- 48 Oreo cookies
- 6 TBSP butter, melted
- 6 bricks (8 oz each) cream cheese, softened
- 2 cups sugar
- 2 TBSP cornstarch
- 6 large eggs, at room temperature
- 16 ounces sour cream
- 4 tsp vanilla extract
- 1 bar(s) (8 oz each) premium white chocolate
- 1 bar(s) (8 oz each) milk chocolate
- 1 bar(s) (8 oz each) semisweet baking chocolate
- Heat oven to 300°F. Line a 9×13-in. square baking pan with foil, letting foil extend above pan on opposite sides. Coat with nonstick spray.
- Crust: Break cookies into food processor; pulse until fine crumbs form. Add butter; pulse to blend. Press firmly over bottom of pan. Freeze until firm.

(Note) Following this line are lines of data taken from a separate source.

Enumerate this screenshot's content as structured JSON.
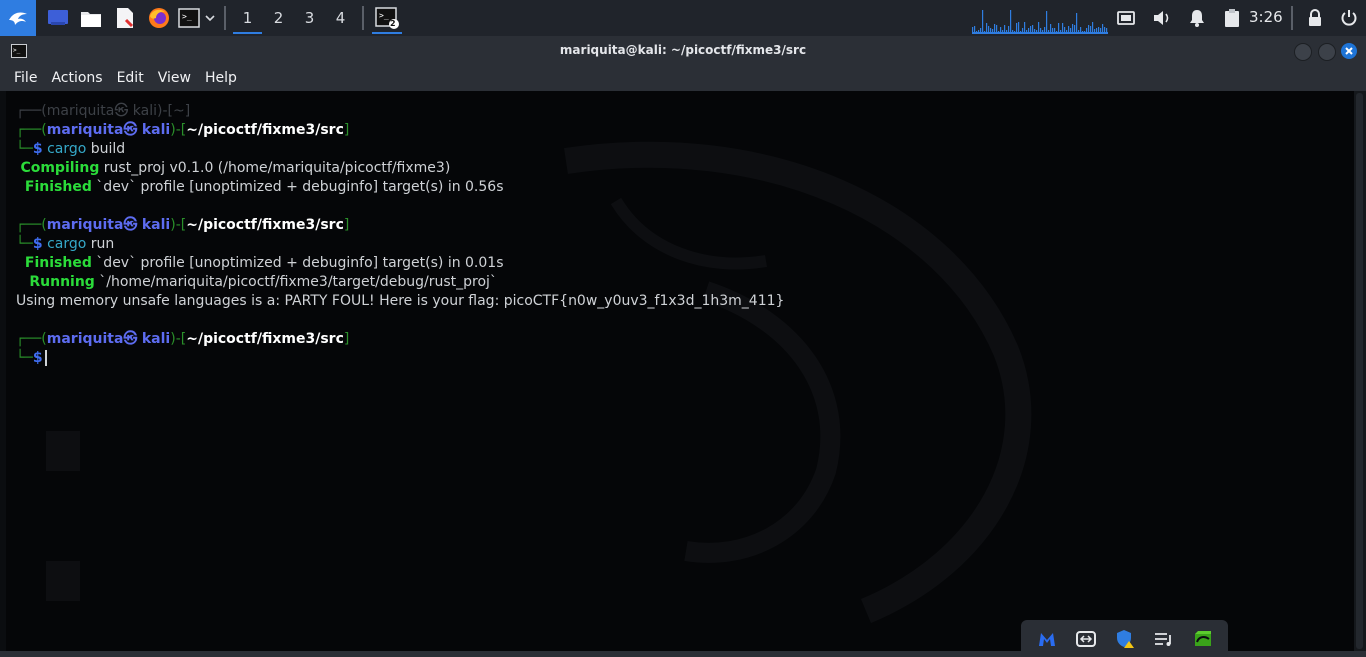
{
  "panel": {
    "workspaces": [
      "1",
      "2",
      "3",
      "4"
    ],
    "active_workspace": "1",
    "clock": "3:26",
    "task_badge": "2"
  },
  "window": {
    "title": "mariquita@kali: ~/picoctf/fixme3/src"
  },
  "menu": {
    "items": [
      "File",
      "Actions",
      "Edit",
      "View",
      "Help"
    ]
  },
  "terminal": {
    "ghost_prompt": {
      "open": "┌──(",
      "user": "mariquita㉿",
      "host": "kali",
      "mid": ")-[",
      "path": "~",
      "close": "]"
    },
    "prompt": {
      "open": "┌──(",
      "user": "mariquita㉿",
      "host": "kali",
      "mid": ")-[",
      "path": "~/picoctf/fixme3/src",
      "close": "]",
      "corner": "└─",
      "dollar": "$"
    },
    "commands": [
      {
        "cmd": "cargo",
        "arg": " build"
      },
      {
        "cmd": "cargo",
        "arg": " run"
      }
    ],
    "output": {
      "compiling_label": "Compiling",
      "compiling_text": " rust_proj v0.1.0 (/home/mariquita/picoctf/fixme3)",
      "finished_label": "Finished",
      "finished_text_1": " `dev` profile [unoptimized + debuginfo] target(s) in 0.56s",
      "finished_text_2": " `dev` profile [unoptimized + debuginfo] target(s) in 0.01s",
      "running_label": "Running",
      "running_text": " `/home/mariquita/picoctf/fixme3/target/debug/rust_proj`",
      "flag_line": "Using memory unsafe languages is a: PARTY FOUL! Here is your flag: picoCTF{n0w_y0uv3_f1x3d_1h3m_411}"
    }
  },
  "colors": {
    "accent": "#2f7de1",
    "prompt_user": "#5d6cf0",
    "prompt_box": "#2a8f2a",
    "cargo_status": "#2bdc3a",
    "close_button": "#1e74d6"
  },
  "icons": {
    "kali": "kali-menu-icon",
    "desktop": "show-desktop-icon",
    "files": "file-manager-icon",
    "editor": "text-editor-icon",
    "browser": "firefox-icon",
    "terminal": "terminal-icon",
    "tray": [
      "screen-icon",
      "volume-icon",
      "bell-icon",
      "clipboard-icon",
      "lock-icon",
      "power-icon"
    ],
    "tray2": [
      "malwarebytes-icon",
      "teamviewer-icon",
      "defender-icon",
      "playlist-icon",
      "nvidia-icon"
    ]
  }
}
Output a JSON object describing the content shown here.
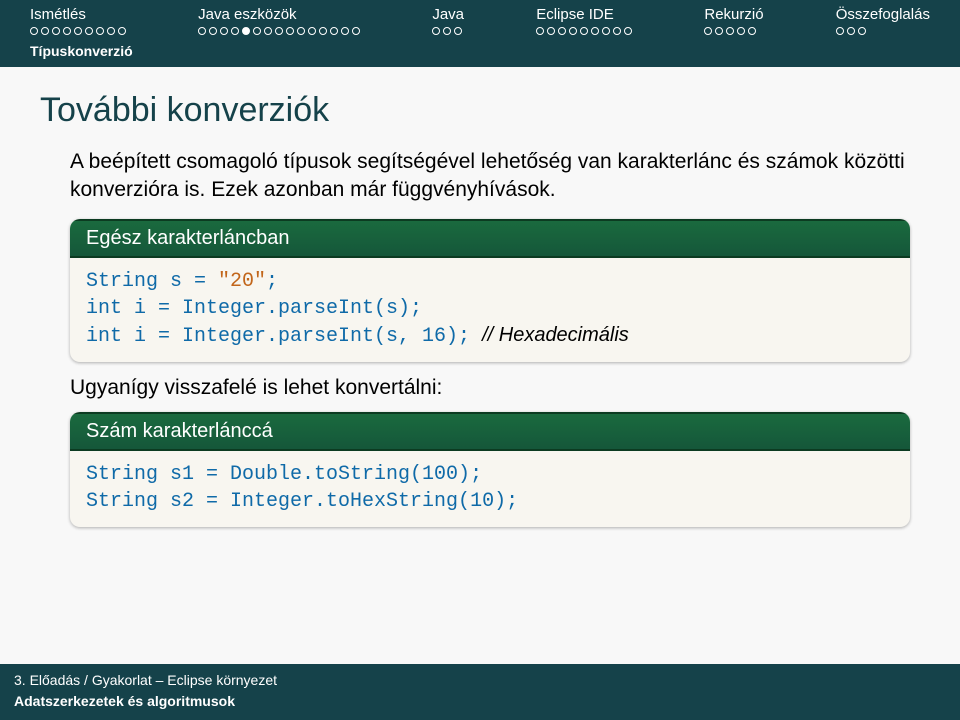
{
  "nav": {
    "items": [
      {
        "label": "Ismétlés",
        "total": 9,
        "current": -1
      },
      {
        "label": "Java eszközök",
        "total": 15,
        "current": 4
      },
      {
        "label": "Java",
        "total": 3,
        "current": -1
      },
      {
        "label": "Eclipse IDE",
        "total": 9,
        "current": -1
      },
      {
        "label": "Rekurzió",
        "total": 5,
        "current": -1
      },
      {
        "label": "Összefoglalás",
        "total": 3,
        "current": -1
      }
    ],
    "sub": "Típuskonverzió"
  },
  "title": "További konverziók",
  "intro": "A beépített csomagoló típusok segítségével lehetőség van karakterlánc és számok közötti konverzióra is. Ezek azonban már függvényhívások.",
  "block1": {
    "header": "Egész karakterláncban",
    "lines": {
      "l1a": "String s = ",
      "l1b": "\"20\"",
      "l1c": ";",
      "l2": "int i = Integer.parseInt(s);",
      "l3a": "int i = Integer.parseInt(s, 16); ",
      "l3b": "// Hexadecimális"
    }
  },
  "mid": "Ugyanígy visszafelé is lehet konvertálni:",
  "block2": {
    "header": "Szám karakterlánccá",
    "lines": {
      "l1": "String s1 = Double.toString(100);",
      "l2": "String s2 = Integer.toHexString(10);"
    }
  },
  "footer": {
    "line1": "3. Előadás / Gyakorlat – Eclipse környezet",
    "line2": "Adatszerkezetek és algoritmusok"
  }
}
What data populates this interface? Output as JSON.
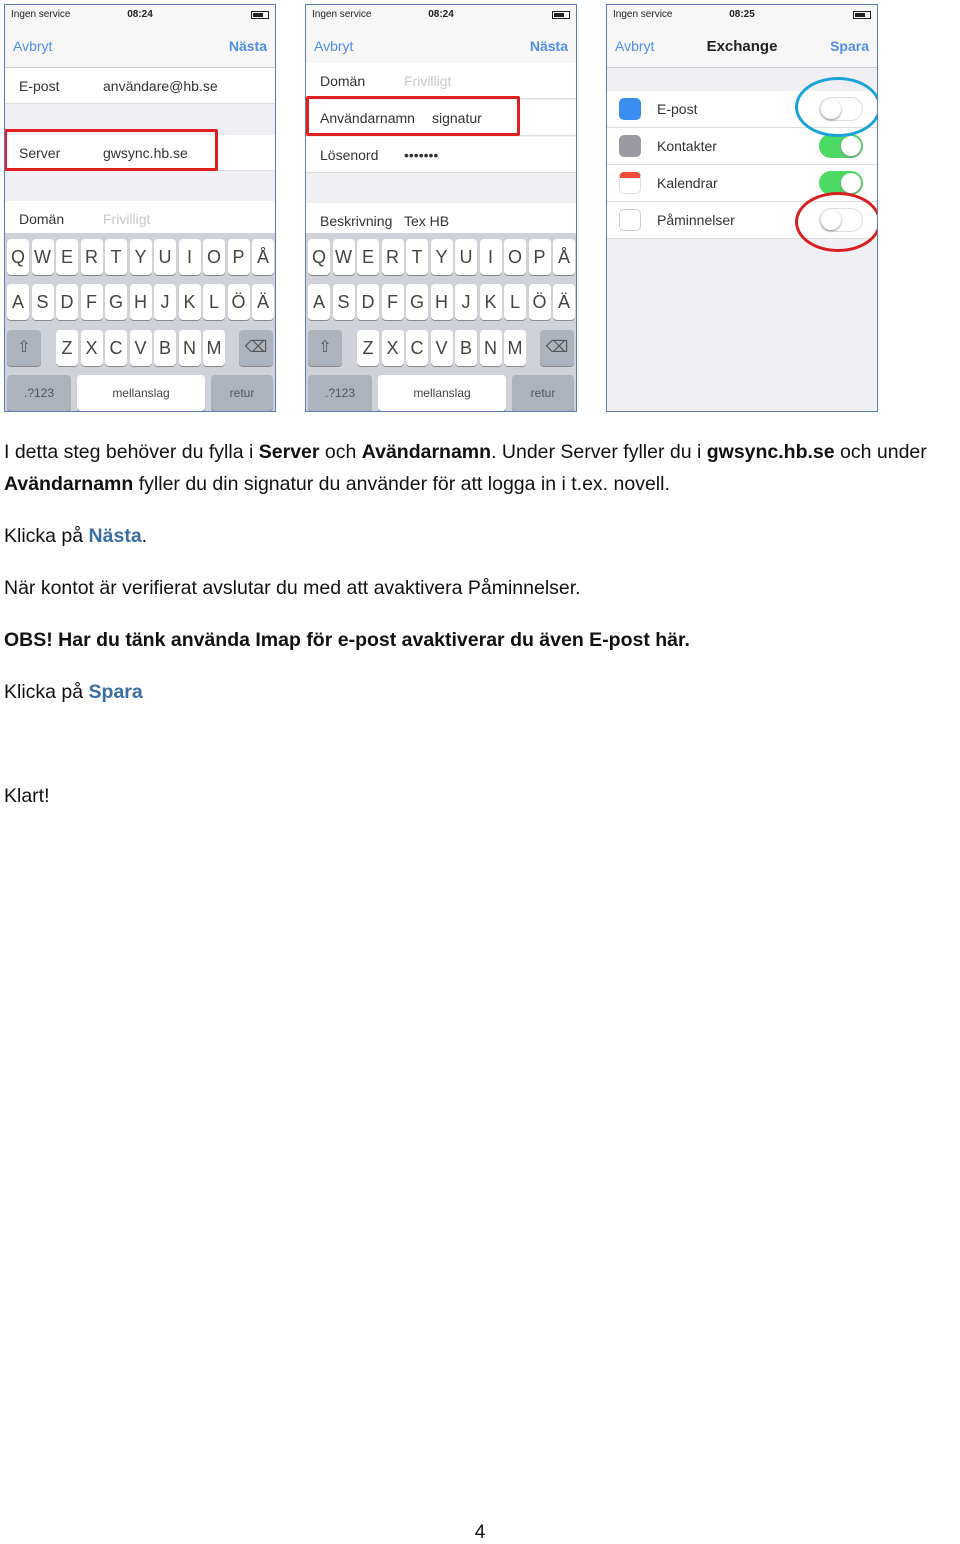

- Beat cream cheese, sugar and cornstarch in a large bowl with mixer on medium speed until smooth. On low speed, beat in eggs, 1 at a time, just until blended. Stir in sour cream and vanilla. Divide batter into 3 equal portions (about 3 1/4 cups each). Melt each flavor chocolate as inside of wrapper directs. Stir 1 flavor into each portion of batter. Spoon 4 Tbsp white chocolate batter into a ziptop bag, seal and set aside.
- Pour milk chocolate batter over crust; spread evenly. Spoon on white chocolate batter; gently spread to cover milk chocolate layer. Repeat with semisweet batter. Cut tip off 1 corner of bag; pipe on white chocolate swirls.
- Bake 45-60 minutes, or until center still jiggles slightly when shaken. Immediately transfer to a wire rack and refrigerate at least 3 hours.
- Holding foil, lift cake to cutting board. Cut in 8 rows down, 16 across.